Since the end of the 19th century, a series of international instruments and international organizations have been generated in response to humanitarian problems, in principle for war issues, which would later give way to the development of the human rights system that we know today. In this way, what became of an international criminal system with a multiplicity of subjects and jurisdictions was promoted, where the concept and application of the Principle of Universal Jurisdiction stands out, either by international tribunals or by the domestic courts.
Beyond the constant bid between the different actors, which generates advances and setbacks, today has come to permanently establish as part of the debate both the issue of legal persons and punishable subjects, such as the criminalization of crimes or environmental and economic-financial crimes.
Legal persons bring with them a particular debate regarding the influence and great impact they have on the orbit of human rights due to their current role in the international arena, particularly transnational corporations. Part of this debate is the fact that the current legal system, internal and international, does not effectively address the problems that entail these entities being the violators of human rights and even less the assumption of punishing these entities.
Likewise, the international agenda has begun to put more and more emphasis on: 1) the environmental problem, the violation of the right to a healthy environment that brings with it the violation of multiple human rights; and 2) the acceleration and multiple effects of the economic-financial crises and the consequent violations of human rights.

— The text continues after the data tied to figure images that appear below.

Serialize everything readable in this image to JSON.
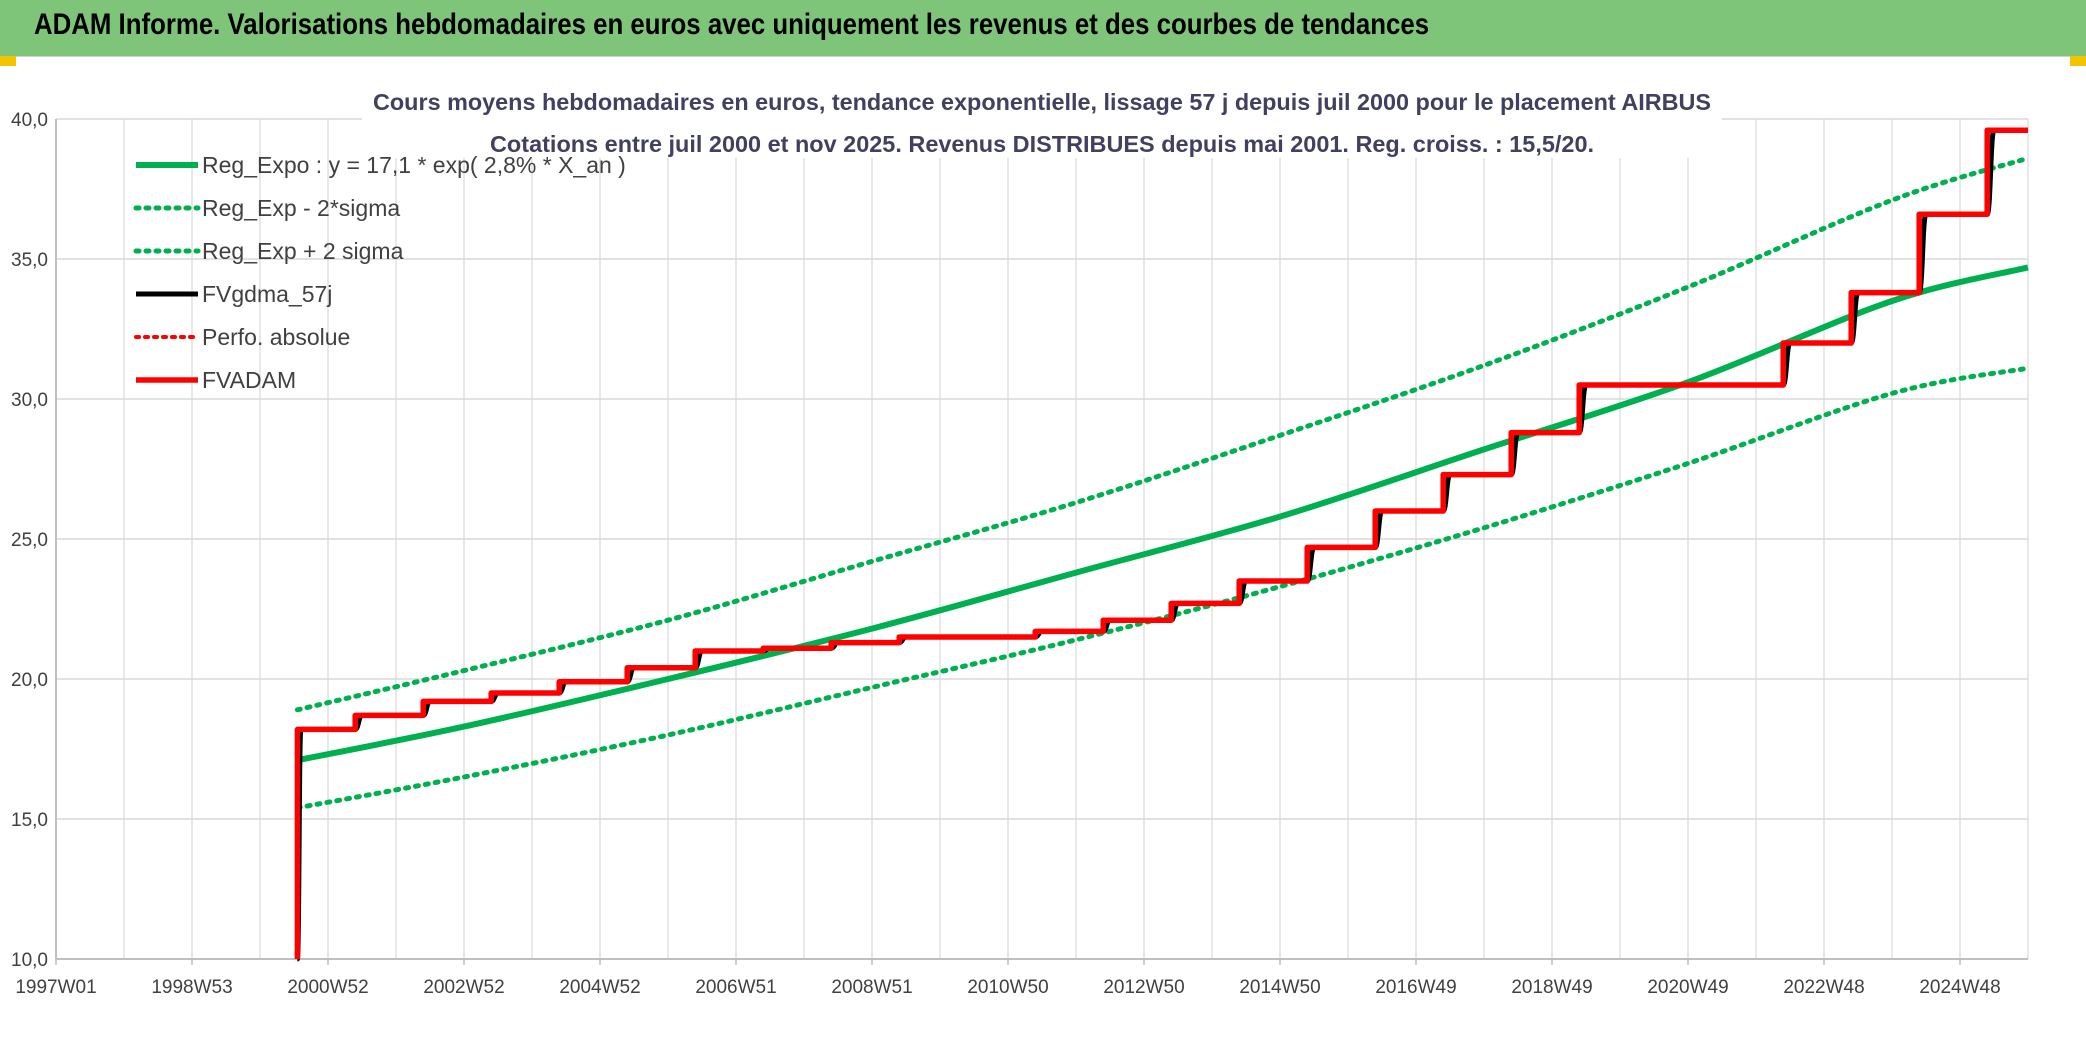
{
  "banner": {
    "title": "ADAM Informe. Valorisations hebdomadaires en euros avec uniquement les revenus et des courbes de tendances"
  },
  "colors": {
    "banner_bg": "#7ec57a",
    "reg_green": "#00b050",
    "fvadam_red": "#ff0000",
    "fvgdma_black": "#000000",
    "grid": "#d9d9d9",
    "corner_accent": "#f5c400"
  },
  "chart_data": {
    "type": "line",
    "title": "Cours moyens hebdomadaires en euros, tendance exponentielle, lissage 57 j depuis juil 2000 pour le placement AIRBUS",
    "subtitle": "Cotations entre juil 2000 et nov 2025. Revenus DISTRIBUES depuis mai 2001. Reg. croiss. : 15,5/20.",
    "xlabel": "",
    "ylabel": "",
    "ylim": [
      10,
      40
    ],
    "yticks": [
      "10,0",
      "15,0",
      "20,0",
      "25,0",
      "30,0",
      "35,0",
      "40,0"
    ],
    "xlim": [
      1997.0,
      2026.0
    ],
    "xtick_labels": [
      "1997W01",
      "1998W53",
      "2000W52",
      "2002W52",
      "2004W52",
      "2006W51",
      "2008W51",
      "2010W50",
      "2012W50",
      "2014W50",
      "2016W49",
      "2018W49",
      "2020W49",
      "2022W48",
      "2024W48"
    ],
    "xtick_positions": [
      1997.0,
      1999.0,
      2001.0,
      2003.0,
      2005.0,
      2007.0,
      2009.0,
      2011.0,
      2013.0,
      2015.0,
      2017.0,
      2019.0,
      2021.0,
      2023.0,
      2025.0
    ],
    "grid": true,
    "legend_position": "top-left",
    "series": [
      {
        "name": "Reg_Expo : y = 17,1 * exp( 2,8% *  X_an )",
        "style": "solid-green-thick",
        "x": [
          2000.55,
          2003,
          2006,
          2009,
          2012,
          2015,
          2018,
          2021,
          2024,
          2026.0
        ],
        "y": [
          17.1,
          18.3,
          20.0,
          21.8,
          23.8,
          25.8,
          28.2,
          30.6,
          33.5,
          34.7
        ]
      },
      {
        "name": "Reg_Exp - 2*sigma",
        "style": "dotted-green",
        "x": [
          2000.55,
          2003,
          2006,
          2009,
          2012,
          2015,
          2018,
          2021,
          2024,
          2026.0
        ],
        "y": [
          15.4,
          16.5,
          18.0,
          19.7,
          21.4,
          23.3,
          25.4,
          27.7,
          30.2,
          31.1
        ]
      },
      {
        "name": "Reg_Exp + 2 sigma",
        "style": "dotted-green",
        "x": [
          2000.55,
          2003,
          2006,
          2009,
          2012,
          2015,
          2018,
          2021,
          2024,
          2026.0
        ],
        "y": [
          18.9,
          20.3,
          22.1,
          24.2,
          26.3,
          28.7,
          31.2,
          34.0,
          37.1,
          38.6
        ]
      },
      {
        "name": "FVgdma_57j",
        "style": "solid-black",
        "x": [
          2000.55,
          2000.6,
          2001.4,
          2001.5,
          2002.4,
          2002.5,
          2003.4,
          2003.5,
          2004.4,
          2004.5,
          2005.4,
          2005.5,
          2006.4,
          2006.5,
          2007.4,
          2007.5,
          2008.4,
          2008.5,
          2009.4,
          2009.5,
          2011.4,
          2011.5,
          2012.4,
          2012.5,
          2013.4,
          2013.5,
          2014.4,
          2014.5,
          2015.4,
          2015.5,
          2016.4,
          2016.5,
          2017.4,
          2017.5,
          2018.4,
          2018.5,
          2019.4,
          2019.5,
          2022.4,
          2022.5,
          2023.4,
          2023.5,
          2024.4,
          2024.5,
          2025.4,
          2025.5,
          2026.0
        ],
        "y": [
          10.0,
          18.2,
          18.2,
          18.7,
          18.7,
          19.2,
          19.2,
          19.5,
          19.5,
          19.9,
          19.9,
          20.4,
          20.4,
          21.0,
          21.0,
          21.1,
          21.1,
          21.3,
          21.3,
          21.5,
          21.5,
          21.7,
          21.7,
          22.1,
          22.1,
          22.7,
          22.7,
          23.5,
          23.5,
          24.7,
          24.7,
          26.0,
          26.0,
          27.3,
          27.3,
          28.8,
          28.8,
          30.5,
          30.5,
          32.0,
          32.0,
          33.8,
          33.8,
          36.6,
          36.6,
          39.6,
          39.6
        ]
      },
      {
        "name": "Perfo. absolue",
        "style": "dotted-red",
        "x": [],
        "y": []
      },
      {
        "name": "FVADAM",
        "style": "solid-red-thick",
        "x": [
          2000.55,
          2000.55,
          2001.4,
          2001.4,
          2002.4,
          2002.4,
          2003.4,
          2003.4,
          2004.4,
          2004.4,
          2005.4,
          2005.4,
          2006.4,
          2006.4,
          2007.4,
          2007.4,
          2008.4,
          2008.4,
          2009.4,
          2009.4,
          2011.4,
          2011.4,
          2012.4,
          2012.4,
          2013.4,
          2013.4,
          2014.4,
          2014.4,
          2015.4,
          2015.4,
          2016.4,
          2016.4,
          2017.4,
          2017.4,
          2018.4,
          2018.4,
          2019.4,
          2019.4,
          2022.4,
          2022.4,
          2023.4,
          2023.4,
          2024.4,
          2024.4,
          2025.4,
          2025.4,
          2026.0
        ],
        "y": [
          10.0,
          18.2,
          18.2,
          18.7,
          18.7,
          19.2,
          19.2,
          19.5,
          19.5,
          19.9,
          19.9,
          20.4,
          20.4,
          21.0,
          21.0,
          21.1,
          21.1,
          21.3,
          21.3,
          21.5,
          21.5,
          21.7,
          21.7,
          22.1,
          22.1,
          22.7,
          22.7,
          23.5,
          23.5,
          24.7,
          24.7,
          26.0,
          26.0,
          27.3,
          27.3,
          28.8,
          28.8,
          30.5,
          30.5,
          32.0,
          32.0,
          33.8,
          33.8,
          36.6,
          36.6,
          39.6,
          39.6
        ]
      }
    ]
  }
}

Legal persons as punishable subjects and the criminalization of economic or financial crimes and environmental crimes are intimately linked. Therefore, given its complexity, a holistic view with a transdisciplinary analysis is essential. That is part of the new great challenge of law, to unite its different parts to be able to solve the problems in a truly integral and non-fractional way.
As a proposal, the concept of Sustainable Justice, based on the concept of sustainable development, a system of justice that is not only crossed transversally by the environmental conscience, as a kind of green justice, but applies to each element that composes it, from the principles up to the process, the concept of sustainable development, that is, the economic and social side.